Warum es aber nun gerade dann zum Krankheitsfall kommt, wenn der ständige Stress endlich wegfällt, ist bis dato nicht eindeutig geklärt. Ein Erklärungsansatz ist, dass unser Körper erst in der Entspannung die Ressourcen dafür hat, sich mit Krankheitserregern herumzuschlagen - die Krankheitssymptome kommen erst dann zum Vorschein.

Zu wenig Wissen

„Eigentlich wissen wir noch kaum etwas zur Leisure Sickness“, sagt Cornelia Blank, Gesundheitswissenschaftlerin an der Privatuniversität UMIT. Es gebe auch keine medizinische Definition des Phänomens - was sich im Rahmen eines Forschungsprojekts ändern soll. „Wir wollen klären: Warum werden manche krank und andere nicht? Welche Rolle spielen das Freizeitverhalten oder die Arbeitsbedingungen?“, sagt Blank.

In einer Untersuchung habe sich bereits gezeigt, dass vor allem zwei Gruppen von Menschen besonders von Leisure Sickness betroffen sind: Einerseits sind das „Arbeitstiere“, die nie abschalten können, ständig erreichbar sind. Die zweite Gruppe überraschte schon mehr: Menschen mit relativ viel Freizeit, die diese aber überhaupt nicht planen.
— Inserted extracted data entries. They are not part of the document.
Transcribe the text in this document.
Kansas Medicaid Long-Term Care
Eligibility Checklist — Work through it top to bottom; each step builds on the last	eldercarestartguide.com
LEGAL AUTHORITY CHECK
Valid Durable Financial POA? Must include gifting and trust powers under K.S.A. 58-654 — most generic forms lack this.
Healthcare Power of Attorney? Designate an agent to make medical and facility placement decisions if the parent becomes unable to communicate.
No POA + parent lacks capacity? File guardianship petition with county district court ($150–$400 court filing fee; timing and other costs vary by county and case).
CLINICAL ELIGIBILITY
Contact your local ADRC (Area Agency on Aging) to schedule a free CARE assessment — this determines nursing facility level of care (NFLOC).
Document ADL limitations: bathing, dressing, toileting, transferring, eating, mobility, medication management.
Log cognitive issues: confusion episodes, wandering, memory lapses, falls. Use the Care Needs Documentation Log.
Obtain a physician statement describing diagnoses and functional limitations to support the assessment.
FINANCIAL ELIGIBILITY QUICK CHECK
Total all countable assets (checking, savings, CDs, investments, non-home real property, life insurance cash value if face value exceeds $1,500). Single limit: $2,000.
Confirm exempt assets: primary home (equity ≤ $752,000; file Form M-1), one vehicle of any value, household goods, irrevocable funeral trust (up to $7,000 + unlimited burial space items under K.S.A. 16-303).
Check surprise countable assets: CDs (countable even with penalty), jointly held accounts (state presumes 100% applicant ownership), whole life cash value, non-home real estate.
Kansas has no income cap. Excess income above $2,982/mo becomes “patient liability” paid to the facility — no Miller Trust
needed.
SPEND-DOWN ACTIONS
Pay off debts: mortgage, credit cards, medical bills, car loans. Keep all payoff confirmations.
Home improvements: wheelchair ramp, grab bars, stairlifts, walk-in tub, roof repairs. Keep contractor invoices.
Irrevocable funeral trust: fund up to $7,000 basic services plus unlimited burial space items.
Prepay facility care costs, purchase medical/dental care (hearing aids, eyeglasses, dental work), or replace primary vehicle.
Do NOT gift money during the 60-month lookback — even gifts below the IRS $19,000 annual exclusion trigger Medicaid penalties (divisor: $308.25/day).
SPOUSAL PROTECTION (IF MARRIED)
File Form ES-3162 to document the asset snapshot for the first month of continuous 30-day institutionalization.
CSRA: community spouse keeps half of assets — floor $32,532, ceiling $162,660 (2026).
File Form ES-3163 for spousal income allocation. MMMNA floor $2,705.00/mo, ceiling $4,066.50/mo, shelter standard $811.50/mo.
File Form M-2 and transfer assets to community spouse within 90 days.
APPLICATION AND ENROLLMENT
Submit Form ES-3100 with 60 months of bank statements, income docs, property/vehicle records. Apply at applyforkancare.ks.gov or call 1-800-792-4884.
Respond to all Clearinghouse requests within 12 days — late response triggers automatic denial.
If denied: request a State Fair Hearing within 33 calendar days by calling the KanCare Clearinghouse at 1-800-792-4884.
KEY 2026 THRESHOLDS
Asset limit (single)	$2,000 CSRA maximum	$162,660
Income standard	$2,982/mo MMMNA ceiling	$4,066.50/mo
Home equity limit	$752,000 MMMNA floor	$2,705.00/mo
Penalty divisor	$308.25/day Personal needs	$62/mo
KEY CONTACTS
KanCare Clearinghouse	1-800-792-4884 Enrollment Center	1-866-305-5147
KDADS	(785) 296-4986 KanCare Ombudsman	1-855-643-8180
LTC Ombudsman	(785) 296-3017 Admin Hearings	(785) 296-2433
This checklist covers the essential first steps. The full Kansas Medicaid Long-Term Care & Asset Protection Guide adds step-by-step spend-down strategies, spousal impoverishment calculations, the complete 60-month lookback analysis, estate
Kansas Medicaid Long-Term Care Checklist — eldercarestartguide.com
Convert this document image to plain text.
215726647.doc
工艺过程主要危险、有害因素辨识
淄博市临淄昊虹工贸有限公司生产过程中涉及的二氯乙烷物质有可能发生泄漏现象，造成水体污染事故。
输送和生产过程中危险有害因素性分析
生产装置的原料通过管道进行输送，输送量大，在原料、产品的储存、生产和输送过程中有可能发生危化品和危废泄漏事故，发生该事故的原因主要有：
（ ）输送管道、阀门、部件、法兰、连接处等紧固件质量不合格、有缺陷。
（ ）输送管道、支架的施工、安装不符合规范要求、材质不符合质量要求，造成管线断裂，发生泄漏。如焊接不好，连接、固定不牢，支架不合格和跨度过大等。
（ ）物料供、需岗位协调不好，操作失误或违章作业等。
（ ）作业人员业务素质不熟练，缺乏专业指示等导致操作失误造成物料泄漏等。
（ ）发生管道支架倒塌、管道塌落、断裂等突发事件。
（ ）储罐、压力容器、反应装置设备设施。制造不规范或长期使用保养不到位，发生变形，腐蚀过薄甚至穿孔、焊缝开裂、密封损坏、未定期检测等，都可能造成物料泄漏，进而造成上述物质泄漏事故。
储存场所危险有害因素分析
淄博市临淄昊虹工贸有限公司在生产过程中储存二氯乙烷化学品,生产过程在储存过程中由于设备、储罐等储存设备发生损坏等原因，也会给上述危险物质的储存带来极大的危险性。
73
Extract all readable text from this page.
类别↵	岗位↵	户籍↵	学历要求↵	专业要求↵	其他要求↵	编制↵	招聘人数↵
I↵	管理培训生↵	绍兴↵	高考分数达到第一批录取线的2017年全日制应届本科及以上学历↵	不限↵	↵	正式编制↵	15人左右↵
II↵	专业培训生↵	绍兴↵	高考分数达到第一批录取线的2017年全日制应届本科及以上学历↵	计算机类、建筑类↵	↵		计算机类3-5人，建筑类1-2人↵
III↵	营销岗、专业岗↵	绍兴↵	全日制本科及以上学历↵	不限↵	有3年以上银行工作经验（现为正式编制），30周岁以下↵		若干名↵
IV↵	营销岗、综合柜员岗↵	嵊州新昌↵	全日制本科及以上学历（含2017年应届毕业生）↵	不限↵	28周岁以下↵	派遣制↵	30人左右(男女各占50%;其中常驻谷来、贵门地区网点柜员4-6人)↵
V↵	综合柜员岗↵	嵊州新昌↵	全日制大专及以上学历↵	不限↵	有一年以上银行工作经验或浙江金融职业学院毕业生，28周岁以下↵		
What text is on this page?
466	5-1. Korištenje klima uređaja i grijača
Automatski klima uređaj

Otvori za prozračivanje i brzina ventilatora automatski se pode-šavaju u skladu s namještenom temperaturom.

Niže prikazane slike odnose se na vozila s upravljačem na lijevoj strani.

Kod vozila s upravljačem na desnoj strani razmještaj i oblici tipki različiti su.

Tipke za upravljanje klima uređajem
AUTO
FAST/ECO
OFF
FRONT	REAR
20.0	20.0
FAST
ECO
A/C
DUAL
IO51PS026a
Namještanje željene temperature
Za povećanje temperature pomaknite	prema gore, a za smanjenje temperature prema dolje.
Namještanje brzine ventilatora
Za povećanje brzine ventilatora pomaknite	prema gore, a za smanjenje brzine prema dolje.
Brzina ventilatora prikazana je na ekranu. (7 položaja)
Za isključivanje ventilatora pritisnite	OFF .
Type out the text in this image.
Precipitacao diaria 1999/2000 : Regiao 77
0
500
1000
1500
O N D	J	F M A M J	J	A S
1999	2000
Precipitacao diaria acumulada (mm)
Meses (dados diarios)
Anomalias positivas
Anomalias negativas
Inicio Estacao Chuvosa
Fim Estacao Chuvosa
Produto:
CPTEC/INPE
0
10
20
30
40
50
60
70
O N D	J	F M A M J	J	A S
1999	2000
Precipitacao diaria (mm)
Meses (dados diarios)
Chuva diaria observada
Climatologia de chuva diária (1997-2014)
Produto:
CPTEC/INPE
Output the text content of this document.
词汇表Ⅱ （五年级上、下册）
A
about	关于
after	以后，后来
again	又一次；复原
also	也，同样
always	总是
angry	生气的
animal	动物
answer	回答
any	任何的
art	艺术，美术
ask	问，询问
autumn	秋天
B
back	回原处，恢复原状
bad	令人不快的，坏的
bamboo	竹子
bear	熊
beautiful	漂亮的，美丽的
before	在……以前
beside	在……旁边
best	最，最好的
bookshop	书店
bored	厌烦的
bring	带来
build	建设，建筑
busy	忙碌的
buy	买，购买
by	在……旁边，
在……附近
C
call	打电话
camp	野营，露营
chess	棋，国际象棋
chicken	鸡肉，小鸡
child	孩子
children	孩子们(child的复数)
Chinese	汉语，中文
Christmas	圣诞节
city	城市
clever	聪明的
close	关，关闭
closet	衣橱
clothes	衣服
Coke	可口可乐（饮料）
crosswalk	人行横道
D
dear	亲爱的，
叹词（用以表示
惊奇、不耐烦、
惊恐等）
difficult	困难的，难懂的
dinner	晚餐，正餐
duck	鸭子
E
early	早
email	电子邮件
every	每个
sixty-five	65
„Wir wollen in den nächsten drei Jahren erforschen, welche Faktoren dahinterstecken“, sagt Blank. Einen Tipp hat sie jetzt schon: Um sich im Urlaub zu entspannen, sollte man den Kontrast suchen: „Wer körperlich arbeitet, sollte in der Freizeit den Kopf beschäftigen. Und Kopfarbeiter wiederum sollten körperlich aktiv werden.“

Langsamer Umstieg

Leichte körperliche Aktivität ist auch ein Rat des Immunologen Graninger, um den Wechsel von Belastung auf Entspannung gut zu überstehen. Und: Der Umstieg sollte nicht abrupt erfolgen, sondern stufenweise. „Statt direkt von der Arbeit mit dem Auto ans Meer zu fahren und sich dort in die Liege zu legen, sollte man sich einige Tage gönnen, um ,abzukühlen', bevor man losfährt“, sagt Graninger.

Dadurch habe das erschöpfte Regulationssystem von Stress- und Immunsystem die Chance, sich auf ein gesünderes Niveau einzupendeln.